The problem was in for loops. As you know, the compiler converts the for loop for collections into the following code:

 for (Iterator<A> i = arrayListA.iterator(); i.hasNext();) { a = i.next(); } //    iterator() ArrayList public Iterator<E> iterator() { return new Itr(); } //   .     private class Itr implements Iterator<E> { int cursor = 0; int lastRet = -1; int expectedModCount = modCount; } 

Everything would be fine, but if you have several nested loops, with short cycles at the lowest level of nesting, it turns out that just a single walk through the cycles will create thousands of objects, and if the method is constantly invoked, then the collector will always trigger.
For example, for the first example, if arrayListA.size () == 1000, arrayListB.size () == 100, arrayListC.size () == 10, about 100 thousand iterator objects will be created in one pass through the cycles ...

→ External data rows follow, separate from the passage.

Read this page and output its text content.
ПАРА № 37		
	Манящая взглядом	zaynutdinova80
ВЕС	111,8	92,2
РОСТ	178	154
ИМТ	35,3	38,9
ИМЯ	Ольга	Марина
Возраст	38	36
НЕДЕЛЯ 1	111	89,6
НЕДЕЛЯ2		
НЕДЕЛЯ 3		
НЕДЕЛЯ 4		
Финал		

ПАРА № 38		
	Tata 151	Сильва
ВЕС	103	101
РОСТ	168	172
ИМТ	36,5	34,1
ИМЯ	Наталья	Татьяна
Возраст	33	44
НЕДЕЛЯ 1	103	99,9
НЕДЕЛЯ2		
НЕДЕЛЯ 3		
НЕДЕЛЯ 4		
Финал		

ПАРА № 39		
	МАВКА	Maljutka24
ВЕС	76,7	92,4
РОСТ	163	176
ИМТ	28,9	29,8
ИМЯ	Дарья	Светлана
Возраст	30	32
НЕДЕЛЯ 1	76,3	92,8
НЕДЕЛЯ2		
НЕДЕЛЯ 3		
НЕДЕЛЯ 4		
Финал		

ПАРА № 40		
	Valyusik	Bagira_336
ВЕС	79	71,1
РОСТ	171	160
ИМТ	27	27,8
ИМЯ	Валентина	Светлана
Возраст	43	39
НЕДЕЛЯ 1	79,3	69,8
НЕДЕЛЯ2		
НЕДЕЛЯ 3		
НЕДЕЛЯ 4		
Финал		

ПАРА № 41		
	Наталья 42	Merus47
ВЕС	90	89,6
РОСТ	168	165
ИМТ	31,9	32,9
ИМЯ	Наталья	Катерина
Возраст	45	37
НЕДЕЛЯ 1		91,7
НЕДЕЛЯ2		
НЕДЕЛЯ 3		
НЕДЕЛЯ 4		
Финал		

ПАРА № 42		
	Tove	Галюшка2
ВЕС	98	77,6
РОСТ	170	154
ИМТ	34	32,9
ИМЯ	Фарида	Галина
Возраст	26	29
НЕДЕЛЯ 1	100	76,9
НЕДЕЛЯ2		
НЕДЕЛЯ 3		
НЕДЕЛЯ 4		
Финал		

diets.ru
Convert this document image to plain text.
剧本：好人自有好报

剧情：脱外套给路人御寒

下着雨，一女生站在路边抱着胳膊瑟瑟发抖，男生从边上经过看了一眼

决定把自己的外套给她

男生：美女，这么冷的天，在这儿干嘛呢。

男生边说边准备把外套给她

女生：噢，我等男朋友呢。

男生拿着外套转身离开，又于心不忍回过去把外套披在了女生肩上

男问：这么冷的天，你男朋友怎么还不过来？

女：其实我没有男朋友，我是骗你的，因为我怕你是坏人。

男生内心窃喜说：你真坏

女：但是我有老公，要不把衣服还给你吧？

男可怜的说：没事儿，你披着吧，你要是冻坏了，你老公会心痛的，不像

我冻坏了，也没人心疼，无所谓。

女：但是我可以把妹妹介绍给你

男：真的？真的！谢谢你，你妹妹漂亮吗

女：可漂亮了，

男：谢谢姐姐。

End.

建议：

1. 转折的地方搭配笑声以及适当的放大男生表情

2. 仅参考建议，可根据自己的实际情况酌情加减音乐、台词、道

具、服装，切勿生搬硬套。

The solution here is pretty obvious - get access to the index:

 for (int i = 0; i < arrayListA.size(); i++) { A a = arrayListA.get(i); } 


Such a small code change in this particular case made it possible to increase the speed of the hot method by 2 times.
It should be noted that this kind of optimization is possible mainly in the case of ArrayList.

Be attentive with the New Year past you!